Friday, November 30, 2012

Jum'atan pertama di Cina

(Masjid Xinzheng)

Seperti hari Jum’at pada umumnya, saat itu 14 September 2012 saya dan teman-teman akan melaksanakan kewajiban sebagai seorang muslim, shalat jum’at. Shalat Jum’at kali ini agak sedikit berbeda karena sekarang bukan di masjid yang kurang lebih 100 meter dari rumah dengan adzan yang dilantunkan dengan pengeras suara dan didengar dari radius beberapa kilometer, dengan khotib yang menyampaikan dengan bahasa awam didengar. Saat ini saya dan beberapa teman dari Indonesia akan ber-jama’ah shalat jum’at di salah satu masjid kota Xinzheng, Provinsi Henan, PR Cina. Di kota ini SIAS International University, tempat saya belajar saat ini berada.

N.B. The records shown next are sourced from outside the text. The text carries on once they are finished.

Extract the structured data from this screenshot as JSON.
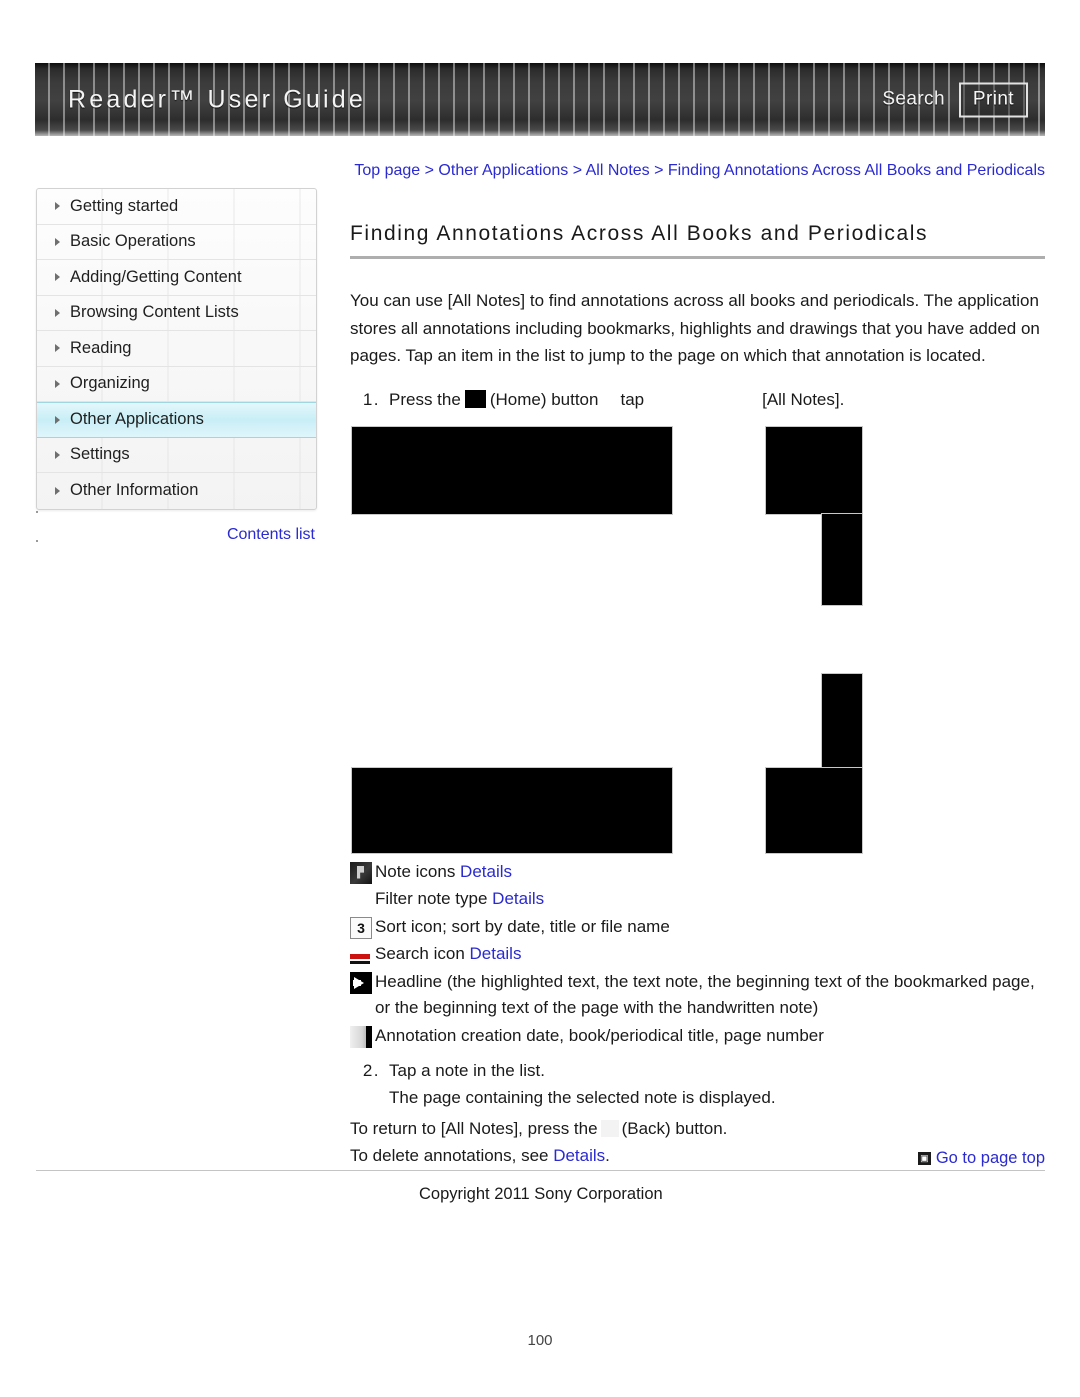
{
  "header": {
    "title": "Reader™ User Guide",
    "search_label": "Search",
    "print_label": "Print"
  },
  "sidebar": {
    "items": [
      {
        "label": "Getting started",
        "active": false
      },
      {
        "label": "Basic Operations",
        "active": false
      },
      {
        "label": "Adding/Getting Content",
        "active": false
      },
      {
        "label": "Browsing Content Lists",
        "active": false
      },
      {
        "label": "Reading",
        "active": false
      },
      {
        "label": "Organizing",
        "active": false
      },
      {
        "label": "Other Applications",
        "active": true
      },
      {
        "label": "Settings",
        "active": false
      },
      {
        "label": "Other Information",
        "active": false
      }
    ],
    "contents_list_label": "Contents list"
  },
  "breadcrumb": {
    "text": "Top page > Other Applications > All Notes > Finding Annotations Across All Books and Periodicals"
  },
  "main": {
    "page_title": "Finding Annotations Across All Books and Periodicals",
    "intro": "You can use [All Notes] to find annotations across all books and periodicals. The application stores all annotations including bookmarks, highlights and drawings that you have added on pages. Tap an item in the list to jump to the page on which that annotation is located.",
    "step1": {
      "number": "1.",
      "text_before_icon": "Press the",
      "text_after_icon": "(Home) button",
      "text_tap": "tap",
      "text_end": "[All Notes]."
    },
    "legend": [
      {
        "icon": "note-icons-icon",
        "text": "Note icons ",
        "link": "Details",
        "text_after": ""
      },
      {
        "icon": "none",
        "text": "Filter note type ",
        "link": "Details",
        "text_after": ""
      },
      {
        "icon": "sort-icon",
        "icon_label": "3",
        "text": "Sort icon; sort by date, title or file name",
        "link": "",
        "text_after": ""
      },
      {
        "icon": "search-icon",
        "text": "Search icon ",
        "link": "Details",
        "text_after": ""
      },
      {
        "icon": "headline-arrow-icon",
        "text": "Headline (the highlighted text, the text note, the beginning text of the bookmarked page, or the beginning text of the page with the handwritten note)",
        "link": "",
        "text_after": ""
      },
      {
        "icon": "annotation-bar-icon",
        "text": "Annotation creation date, book/periodical title, page number",
        "link": "",
        "text_after": ""
      }
    ],
    "step2": {
      "number": "2.",
      "text": "Tap a note in the list.",
      "sub_text": "The page containing the selected note is displayed."
    },
    "return_line_before": "To return to [All Notes], press the",
    "return_line_after": "(Back) button.",
    "delete_line_before": "To delete annotations, see ",
    "delete_line_link": "Details",
    "delete_line_after": "."
  },
  "footer": {
    "goto_top_label": "Go to page top",
    "goto_top_icon_glyph": "▣",
    "copyright": "Copyright 2011 Sony Corporation",
    "page_number": "100"
  },
  "colors": {
    "link": "#2a2ad0",
    "active_nav": "#c9eef6",
    "banner": "#414141"
  }
}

Hari ini akan menjadi hari  jum’at pertama yang akan saya lalui disini. Dengan perbedaan waktu satu jam lebih cepat dari kampung halaman dan saat ini masih awal musim gugur, waktu dzuhur akan jatuh kurang lebih pukul 1 siang. Setelah kelas, saya dan 3 teman bersiap untuk berangkat, dan kami memutuskan untuk mengenakan pakaian yang ‘tidak biasa’, bagi orang Cina tentunya. 

Kami berempat sepakat untuk mengenakan pakaian dengan sentuhan Indonesia, sarung, baju muslim (koko), dan blangkon. Sebenarnya, mengenakan sarung dan baju muslim saja sudah menjadi pusat perhatian dari setiap manusia yang melihat kami disini, jadi kami sepakat untuk menambahkan sentuhan jawa, karena tidak akan jauh beda.

Satu persatu lantai asrama mahasiswa internasional kami turuni, selang beberapa meter kami bertemu dengan jalan didalam kampus kami, yaitu European street dimana berjejer mini market, kantin kampus, dan tentunya ratusan pasang mata karena jalan ini khusus untuk pejalan kaki.

Saat masuk ke area European street betul dugaan kami, saat itu memang saatnya makan siang, pastilah banyak orang disitu, tanpa ragu kami pun terus melangkahkan kami ke arah pintu keluar kampus menuju halte bis karena jarak masjid cukup jauh. Tatapan orang pun menjadi terbiasa, namun bayangan perjalanan 10 menit diatas kotak besi bertenaga mesin dengan kumpulan orang yang bisa hanya  berjarak beberapa centimeter dan tak segan mengacungkan telunjuk tangannya, menjadi topik kami saat berjalan.

Sampai di halte dekat pintu keluar kampus, kami mendapati kumpulan beberapa orang diseberang jalan sedang menunjuk dan membicarakan pakaian kami sembari kami menunggu datangnya bis. Sampai di dalam bis pun, tak begitu jauh tanggapan penumpang yang lain, kami pun hanya bisa tersenyum dan saling melihat satu sama lain dengan perasaan senang. Sampai di halte terdekat kami pun turun dan berjalan selama 10 menit menuju masjid. Khotib sudah berada di mimbar ketika sampai, kami langsung masuk dan mendengarkan khotbah, tentunya dengan bahasa Cina, yang belum begitu banyak kata bisa kami mengerti, karena ini minggu pertama kami disini. Alunan Iqamah dengan nada khas Cina dilantunkan, dan shalat jum’at dimulai.

Pengalaman yang sangat berharga, menjadi minoritas. Indahnya perbedaan apabila di hadapi dengan positif.